It’s easy to focus on the statistics that provide woeful predictions about hunting’s future. In many states, new hunter recruitment is not keeping up with drop-out rates, and that’s a fact we all should be concerned about.

But yesterday morning dawned clear and bright in southern Minnesota, and I wasn’t thinking about big pictures. I was thinking about Vernon, Alan, and Wyatt Mote. The photo above shows three generations of this family, who are my neighbors and dear friends.

Over 20 years ago, I started calling turkeys for Vernon (left).
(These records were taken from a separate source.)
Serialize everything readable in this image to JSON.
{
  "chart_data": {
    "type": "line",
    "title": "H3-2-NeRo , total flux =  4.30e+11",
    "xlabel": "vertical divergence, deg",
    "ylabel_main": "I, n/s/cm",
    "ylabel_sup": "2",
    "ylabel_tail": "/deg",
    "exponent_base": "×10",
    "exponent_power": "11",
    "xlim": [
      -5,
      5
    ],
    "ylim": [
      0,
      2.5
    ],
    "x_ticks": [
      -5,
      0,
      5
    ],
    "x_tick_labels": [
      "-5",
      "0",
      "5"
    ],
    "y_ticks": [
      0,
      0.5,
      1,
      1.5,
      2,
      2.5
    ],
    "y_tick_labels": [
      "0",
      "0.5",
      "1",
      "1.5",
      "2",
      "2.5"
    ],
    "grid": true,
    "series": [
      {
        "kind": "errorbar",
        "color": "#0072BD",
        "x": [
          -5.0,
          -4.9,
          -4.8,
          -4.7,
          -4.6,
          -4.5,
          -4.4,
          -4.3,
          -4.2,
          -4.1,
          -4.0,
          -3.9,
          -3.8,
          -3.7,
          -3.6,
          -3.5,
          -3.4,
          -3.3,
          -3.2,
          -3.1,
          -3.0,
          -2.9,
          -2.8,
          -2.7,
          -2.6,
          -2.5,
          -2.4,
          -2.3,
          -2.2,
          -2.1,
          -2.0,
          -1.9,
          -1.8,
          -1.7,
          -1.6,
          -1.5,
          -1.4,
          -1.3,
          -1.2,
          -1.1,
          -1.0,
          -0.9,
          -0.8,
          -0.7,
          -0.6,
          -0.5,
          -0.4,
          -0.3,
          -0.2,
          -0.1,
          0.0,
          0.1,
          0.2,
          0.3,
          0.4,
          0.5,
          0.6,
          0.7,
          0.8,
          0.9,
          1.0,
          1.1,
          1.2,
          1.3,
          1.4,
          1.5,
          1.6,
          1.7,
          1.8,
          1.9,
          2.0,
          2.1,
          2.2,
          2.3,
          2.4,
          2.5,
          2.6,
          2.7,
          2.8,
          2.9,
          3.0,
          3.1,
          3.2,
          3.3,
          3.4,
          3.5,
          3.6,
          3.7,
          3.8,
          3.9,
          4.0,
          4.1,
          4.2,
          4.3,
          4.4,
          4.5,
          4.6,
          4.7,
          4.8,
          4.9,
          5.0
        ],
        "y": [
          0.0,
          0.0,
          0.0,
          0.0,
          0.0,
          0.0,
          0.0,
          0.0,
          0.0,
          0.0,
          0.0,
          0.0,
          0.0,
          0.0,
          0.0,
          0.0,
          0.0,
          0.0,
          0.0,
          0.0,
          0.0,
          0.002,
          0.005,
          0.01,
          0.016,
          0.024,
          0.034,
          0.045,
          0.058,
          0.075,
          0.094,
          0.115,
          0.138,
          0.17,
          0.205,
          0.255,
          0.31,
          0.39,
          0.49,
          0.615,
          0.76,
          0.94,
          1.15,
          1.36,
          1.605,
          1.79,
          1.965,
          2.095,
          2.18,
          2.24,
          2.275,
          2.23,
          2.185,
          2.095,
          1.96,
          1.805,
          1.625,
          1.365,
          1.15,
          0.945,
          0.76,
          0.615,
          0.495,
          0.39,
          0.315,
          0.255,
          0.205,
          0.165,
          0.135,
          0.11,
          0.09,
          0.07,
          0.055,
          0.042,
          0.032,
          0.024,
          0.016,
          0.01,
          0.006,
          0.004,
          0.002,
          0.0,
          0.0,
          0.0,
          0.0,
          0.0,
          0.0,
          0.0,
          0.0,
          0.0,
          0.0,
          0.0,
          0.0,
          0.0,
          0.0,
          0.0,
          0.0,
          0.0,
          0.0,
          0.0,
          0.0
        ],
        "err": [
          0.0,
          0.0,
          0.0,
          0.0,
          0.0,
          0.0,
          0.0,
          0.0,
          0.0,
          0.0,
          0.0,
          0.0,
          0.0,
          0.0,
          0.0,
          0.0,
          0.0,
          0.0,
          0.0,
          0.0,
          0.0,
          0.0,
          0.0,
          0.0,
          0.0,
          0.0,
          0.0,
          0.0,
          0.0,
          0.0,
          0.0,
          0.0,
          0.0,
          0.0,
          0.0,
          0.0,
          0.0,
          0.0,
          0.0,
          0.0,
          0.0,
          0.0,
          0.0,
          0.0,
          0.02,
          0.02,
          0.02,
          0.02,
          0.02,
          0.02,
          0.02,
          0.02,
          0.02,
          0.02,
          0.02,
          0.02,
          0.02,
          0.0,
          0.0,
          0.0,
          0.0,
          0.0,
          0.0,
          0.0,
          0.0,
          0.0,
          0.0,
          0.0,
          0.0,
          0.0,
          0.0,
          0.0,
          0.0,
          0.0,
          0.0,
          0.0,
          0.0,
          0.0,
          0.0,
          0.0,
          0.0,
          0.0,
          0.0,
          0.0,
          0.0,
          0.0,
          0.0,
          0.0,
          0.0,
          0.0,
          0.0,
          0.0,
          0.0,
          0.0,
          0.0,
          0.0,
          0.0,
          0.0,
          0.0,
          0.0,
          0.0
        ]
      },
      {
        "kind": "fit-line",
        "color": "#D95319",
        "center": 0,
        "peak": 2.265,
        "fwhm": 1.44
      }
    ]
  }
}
His son Alan (far right) was in elementary school then and tagged along with me on deer and turkey outings. Alan used to scramble up a tree ahead of me and sit quietly on bowhunts, years before he was old enough to participate.

Somehow, as boys do, Alan morphed into a man and the smiling kid in the center of this picture is Wyatt, his youngest son. Yesterday morning Alan, Vernon, and Wyatt were stuffed in a pop-up blind near some gobblers I’d roosted the night before. I was wriggled against a nearby tree running a call.

Come sunup a nice longbeard wandered in close enough for Vernon to shoot. He passed the opportunity because he wanted Wyatt to kill a bird. And sure enough, about an hour later a hen walked in to my calls, followed by a full-strut jake that acted like he was king of the world. Seven-year old Wyatt made a great shot with his 20-gauge, and the celebrating began.

I’m still concerned about big-picture hunting issues, of course. But in my little corner of the world, I know one family who’s doing all they can to keep this important tradition alive. And who knows? With good health and a little luck, I might be taking a four-generation photo of the Mote’s on a future turkey hunt.